Au sujet des conséquences financières de cette mesure, elle avait rappelé que l’usage moyen quotidien du réseau taxable par un poids lourd français était estimé à environ 37 kilomètres.

Toujours selon la mission d’information, une franchise de plus de 40 km/jour aurait eu un effet important puisqu’elle se serait située au-delà de l’usage moyen.

Dans tous les cas, cette franchise kilométrique devait être calculée de telle manière à « ne pas réduire le produit de la redevance d’un montant supérieur à 300 millions d’euros »

L’option retenue par Matignon pour remplacer l'écotaxe, le péage transit poids lourds, entraînera une chute des recettes beaucoup plus importante.

La chute attendue des recettes

Jean-Paul Chanteguet a déclaré, au sujet du péage transit poids lourds :"N’accréditons pas l’idée que l’écotaxe est morte et enterrée. Au final, il n’y a que le réseau taxé qui change. Le péage qui nous est proposé est une écotaxe au format réduit" (in Les Echos, 23 juin 2014) 

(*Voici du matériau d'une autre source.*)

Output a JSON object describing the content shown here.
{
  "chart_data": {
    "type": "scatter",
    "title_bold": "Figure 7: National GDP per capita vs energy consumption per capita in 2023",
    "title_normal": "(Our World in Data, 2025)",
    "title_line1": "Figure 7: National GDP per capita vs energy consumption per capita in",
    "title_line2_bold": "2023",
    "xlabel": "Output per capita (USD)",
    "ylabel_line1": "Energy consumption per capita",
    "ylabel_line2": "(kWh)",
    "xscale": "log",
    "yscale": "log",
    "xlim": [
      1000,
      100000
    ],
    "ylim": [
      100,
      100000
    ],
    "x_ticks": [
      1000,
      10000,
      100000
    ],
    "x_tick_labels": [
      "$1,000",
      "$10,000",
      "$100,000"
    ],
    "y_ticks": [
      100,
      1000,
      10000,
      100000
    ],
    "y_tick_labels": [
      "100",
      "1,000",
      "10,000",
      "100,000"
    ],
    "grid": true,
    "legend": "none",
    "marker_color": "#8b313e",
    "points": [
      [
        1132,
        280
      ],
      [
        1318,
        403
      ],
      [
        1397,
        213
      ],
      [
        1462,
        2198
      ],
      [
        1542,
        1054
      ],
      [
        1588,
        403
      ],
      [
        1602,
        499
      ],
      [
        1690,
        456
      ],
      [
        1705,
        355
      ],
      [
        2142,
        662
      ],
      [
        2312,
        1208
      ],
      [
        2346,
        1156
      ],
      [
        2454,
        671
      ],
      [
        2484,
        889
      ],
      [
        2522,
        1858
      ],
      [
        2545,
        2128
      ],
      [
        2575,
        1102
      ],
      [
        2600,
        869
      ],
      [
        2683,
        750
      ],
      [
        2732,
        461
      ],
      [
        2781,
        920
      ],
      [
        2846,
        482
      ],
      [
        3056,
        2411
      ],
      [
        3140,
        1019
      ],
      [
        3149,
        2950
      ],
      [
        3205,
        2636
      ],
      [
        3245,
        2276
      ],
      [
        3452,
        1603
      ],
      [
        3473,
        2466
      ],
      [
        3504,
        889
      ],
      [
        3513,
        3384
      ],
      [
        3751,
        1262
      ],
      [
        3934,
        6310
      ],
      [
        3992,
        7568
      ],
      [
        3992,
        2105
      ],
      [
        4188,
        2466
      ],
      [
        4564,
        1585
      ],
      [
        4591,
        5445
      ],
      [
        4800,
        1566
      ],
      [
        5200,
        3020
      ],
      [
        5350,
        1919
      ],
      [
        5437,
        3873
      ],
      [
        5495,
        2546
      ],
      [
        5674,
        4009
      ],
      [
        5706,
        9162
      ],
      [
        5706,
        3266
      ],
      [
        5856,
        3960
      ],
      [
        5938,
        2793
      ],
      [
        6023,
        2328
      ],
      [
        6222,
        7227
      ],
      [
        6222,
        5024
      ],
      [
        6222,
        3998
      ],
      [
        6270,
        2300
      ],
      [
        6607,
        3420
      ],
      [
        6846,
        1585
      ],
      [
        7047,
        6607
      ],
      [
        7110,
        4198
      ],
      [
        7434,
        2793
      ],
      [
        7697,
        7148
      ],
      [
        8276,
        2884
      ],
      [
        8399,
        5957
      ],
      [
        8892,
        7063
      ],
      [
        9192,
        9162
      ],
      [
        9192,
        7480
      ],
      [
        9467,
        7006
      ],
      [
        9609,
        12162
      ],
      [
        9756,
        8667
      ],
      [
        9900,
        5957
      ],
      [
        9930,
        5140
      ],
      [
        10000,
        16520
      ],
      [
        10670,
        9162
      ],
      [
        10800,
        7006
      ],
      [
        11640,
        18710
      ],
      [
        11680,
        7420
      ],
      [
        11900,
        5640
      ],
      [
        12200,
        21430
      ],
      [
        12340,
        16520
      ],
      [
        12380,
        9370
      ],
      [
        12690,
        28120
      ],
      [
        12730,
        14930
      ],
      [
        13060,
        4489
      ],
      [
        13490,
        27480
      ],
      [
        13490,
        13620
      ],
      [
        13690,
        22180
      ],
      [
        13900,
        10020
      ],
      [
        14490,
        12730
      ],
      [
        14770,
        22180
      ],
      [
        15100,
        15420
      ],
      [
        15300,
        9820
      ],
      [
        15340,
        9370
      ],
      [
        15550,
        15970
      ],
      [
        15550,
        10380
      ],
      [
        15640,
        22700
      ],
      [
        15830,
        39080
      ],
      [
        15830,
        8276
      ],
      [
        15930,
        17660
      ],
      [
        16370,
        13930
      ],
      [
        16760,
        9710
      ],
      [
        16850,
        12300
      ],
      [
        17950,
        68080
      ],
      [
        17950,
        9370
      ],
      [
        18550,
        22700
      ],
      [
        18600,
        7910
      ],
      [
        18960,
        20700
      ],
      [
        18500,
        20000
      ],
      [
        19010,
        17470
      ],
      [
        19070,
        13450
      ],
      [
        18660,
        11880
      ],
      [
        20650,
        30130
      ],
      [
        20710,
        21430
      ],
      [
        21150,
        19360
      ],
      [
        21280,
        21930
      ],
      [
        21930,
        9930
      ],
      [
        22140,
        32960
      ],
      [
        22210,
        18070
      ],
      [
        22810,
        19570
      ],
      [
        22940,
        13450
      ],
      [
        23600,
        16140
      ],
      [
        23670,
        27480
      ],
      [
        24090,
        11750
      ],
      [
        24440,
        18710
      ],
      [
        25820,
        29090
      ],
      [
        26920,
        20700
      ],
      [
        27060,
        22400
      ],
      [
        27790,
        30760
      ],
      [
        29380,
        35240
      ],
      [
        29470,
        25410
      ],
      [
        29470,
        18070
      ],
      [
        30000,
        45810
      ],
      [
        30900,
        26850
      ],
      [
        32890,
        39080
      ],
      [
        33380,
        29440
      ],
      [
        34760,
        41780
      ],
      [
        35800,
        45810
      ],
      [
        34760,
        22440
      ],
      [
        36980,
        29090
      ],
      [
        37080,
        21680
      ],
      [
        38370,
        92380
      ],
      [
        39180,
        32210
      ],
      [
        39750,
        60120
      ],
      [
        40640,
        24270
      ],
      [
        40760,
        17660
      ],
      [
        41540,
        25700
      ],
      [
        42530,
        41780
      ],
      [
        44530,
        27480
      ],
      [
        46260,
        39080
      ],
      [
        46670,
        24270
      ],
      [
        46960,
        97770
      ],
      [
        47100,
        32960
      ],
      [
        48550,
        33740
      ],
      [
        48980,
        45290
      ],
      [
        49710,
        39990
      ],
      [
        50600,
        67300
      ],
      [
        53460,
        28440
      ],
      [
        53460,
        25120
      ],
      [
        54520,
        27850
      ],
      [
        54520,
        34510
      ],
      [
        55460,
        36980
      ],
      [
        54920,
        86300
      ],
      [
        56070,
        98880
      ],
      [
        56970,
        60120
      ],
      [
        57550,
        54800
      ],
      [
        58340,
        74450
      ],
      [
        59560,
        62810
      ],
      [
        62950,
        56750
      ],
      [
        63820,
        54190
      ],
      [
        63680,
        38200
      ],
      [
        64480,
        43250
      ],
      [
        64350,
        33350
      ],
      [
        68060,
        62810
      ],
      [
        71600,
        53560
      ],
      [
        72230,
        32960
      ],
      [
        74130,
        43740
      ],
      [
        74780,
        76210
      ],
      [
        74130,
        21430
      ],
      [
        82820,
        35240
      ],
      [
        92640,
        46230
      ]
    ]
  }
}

Le choix de réduire la taille du réseau taxable entrainera une baisse drastique des recettes.

Avec la mise en œuvre du péage transit poids lourds, un peu plus de 300 millions d’euros au final pourront être affectés aux infrastructures de transport. Il faut en effet déduire des 550 millions d’euros de recettes tirées du péage de transit poids lourds, les 200 millions d’euros de loyer d’Ecomouv’.

Au final, le manque à gagner s'élève à 600 millions d’euros car l’écotaxe devait engendrer des recettes à hauteur d'un peu plus de 900 millions dans des nouvelles infrastructures de transport, réparties comme suit : 760 millions pour l’AFITF (agence de financement des infrastructures de transport de France) et 170 millions pour les conseils généraux".

Les solutions envisagées pour compenser le manque à gagner

Ségolène Royal, la ministre de l'écologie, a évoqué deux pistes principales : 

D’une part, elle a envisagé un prélèvement exceptionnel sur les 2 milliards de bénéfice net des sociétés d’autoroutes. Mais si l’Etat procédait ainsi, cela serait considéré par les tribunaux comme le fait du prince. Il serait condamné à indemniser ces sociétés soit sous forme de subvention, soit en augmentant les péages. Cette solution est donc inenvisageable.

Ségolène Royal a aussi proposé de négocier avec les sociétés concessionnaires d'autoroutes une prolongation de plusieurs années de leurs concessions contre un certain nombre d’investissements. Mais selon Jean-Paul Chanteguet, les chances pour que la Commission accepte sont minces. En effet, celle-ci y voit une distorsion de concurrence. Elle a déjà accepté une fois, pour une durée d'an, mais "avec beaucoup de difficultés" selon le député. La mise en place d'une nouvelle prolongation paraît ainsi bien improbable.

Par ailleurs, Michel Sapin, le ministre des Finances, y est opposé. Il considère que la priorité est de raccourcir au maximum la durée des concessions, et non de l'augmenter.

Les divergences au sommet de l’Etat ne doivent pas masquer l’essentiel : une solution doit être trouvée, et il y a urgence.

Ainsi, dans un communiqué de presse du 23 juin 2014, Philippe Duron, président de l'AFITF, expliquait : "Pour assurer les engagements pris par l’Etat et financer l’ensemble des projets déjà décidés, l’AFITF aura besoin de ressources complémentaires qu’il appartiendra au gouvernement d’identifier et de mettre en place dans les mois à venir".

L’Etat doit désormais choisir la meilleure source de financement possible pour pallier la fin de l’écotaxe : le débat est aujourd’hui loin d’être clos.